Rational Design of Graphene-Supported Single-Atom Catalysts for Electroreduction of Nitrogen

Critically, the central metal atoms along with their coordination environment play a significant role in the catalytic performance of single-atom catalysts (SACS). Herein, 12 single Fe, Mo, and Ru atoms supported on defective graphene are theoretically deigned for investigation of their structural and electronic properties and catalytic nitrogen reduction reaction (NRR) performance using first-principles calculations. Our results reveal that graphene with vacancies can be an ideal anchoring site for stabilizing isolated metal atoms owing to the strong metal-support interaction, forming stable TMCx or TMNx active centers (x = 3 or 4).
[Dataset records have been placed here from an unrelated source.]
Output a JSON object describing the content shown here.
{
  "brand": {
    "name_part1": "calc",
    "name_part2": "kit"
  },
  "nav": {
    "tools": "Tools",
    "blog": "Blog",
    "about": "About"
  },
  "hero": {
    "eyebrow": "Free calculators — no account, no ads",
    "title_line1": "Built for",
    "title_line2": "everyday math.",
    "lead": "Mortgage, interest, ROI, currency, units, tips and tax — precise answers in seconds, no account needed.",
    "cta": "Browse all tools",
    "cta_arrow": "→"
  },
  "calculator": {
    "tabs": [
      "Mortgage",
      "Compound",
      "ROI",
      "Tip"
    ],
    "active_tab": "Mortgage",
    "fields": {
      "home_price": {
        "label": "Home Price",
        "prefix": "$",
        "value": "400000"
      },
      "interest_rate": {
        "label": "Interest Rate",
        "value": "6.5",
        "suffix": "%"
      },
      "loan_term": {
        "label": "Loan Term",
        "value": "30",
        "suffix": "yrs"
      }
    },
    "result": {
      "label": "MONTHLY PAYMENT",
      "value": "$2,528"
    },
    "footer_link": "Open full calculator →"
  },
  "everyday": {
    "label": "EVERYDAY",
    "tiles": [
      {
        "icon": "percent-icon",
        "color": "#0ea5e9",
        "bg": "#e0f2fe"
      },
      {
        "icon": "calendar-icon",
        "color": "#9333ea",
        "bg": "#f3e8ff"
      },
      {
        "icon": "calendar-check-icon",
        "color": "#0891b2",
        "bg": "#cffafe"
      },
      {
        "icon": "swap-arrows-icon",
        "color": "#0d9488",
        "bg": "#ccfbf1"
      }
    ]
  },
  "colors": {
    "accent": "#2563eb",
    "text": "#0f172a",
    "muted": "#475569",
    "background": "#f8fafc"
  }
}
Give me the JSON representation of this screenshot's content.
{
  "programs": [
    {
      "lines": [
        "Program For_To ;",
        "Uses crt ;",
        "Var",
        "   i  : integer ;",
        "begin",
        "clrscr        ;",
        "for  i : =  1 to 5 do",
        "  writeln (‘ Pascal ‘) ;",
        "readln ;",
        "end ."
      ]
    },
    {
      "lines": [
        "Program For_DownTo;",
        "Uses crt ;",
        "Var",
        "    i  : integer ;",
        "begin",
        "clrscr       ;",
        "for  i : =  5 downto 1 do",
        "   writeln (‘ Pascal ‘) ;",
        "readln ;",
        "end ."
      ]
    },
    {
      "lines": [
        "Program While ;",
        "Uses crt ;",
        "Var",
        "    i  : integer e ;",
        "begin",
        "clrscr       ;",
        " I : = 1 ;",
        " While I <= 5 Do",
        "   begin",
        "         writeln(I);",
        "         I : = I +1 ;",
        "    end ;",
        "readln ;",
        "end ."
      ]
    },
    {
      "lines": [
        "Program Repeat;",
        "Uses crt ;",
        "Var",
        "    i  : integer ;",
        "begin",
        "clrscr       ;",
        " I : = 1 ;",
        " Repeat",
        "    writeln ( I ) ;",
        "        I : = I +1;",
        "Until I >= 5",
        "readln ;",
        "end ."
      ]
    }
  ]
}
Six SACs are screened as promising NRR catalyst candidates with excellent activity and selectivity during NRR, and RuN3 is identified as the optimal one with an overpotential of >= 0.10 V via the distal mechanism.

Automated summary

The study investigates the structural and electronic properties as well as the catalytic nitrogen reduction reaction (NRR) performance of 12 single Fe, Mo, and Ru atoms supported on defective graphene through theoretical design and first-principles calculations. Graphene with vacancies is found to be an ideal anchoring site for stabilizing isolated metal atoms, forming stable TMCx or TMNx active centers. Six promising NRR catalyst candidates with excellent activity and selectivity are screened, with RuN3 identified as the optimal catalyst with an overpotential of >= 0.10 V via the distal mechanism.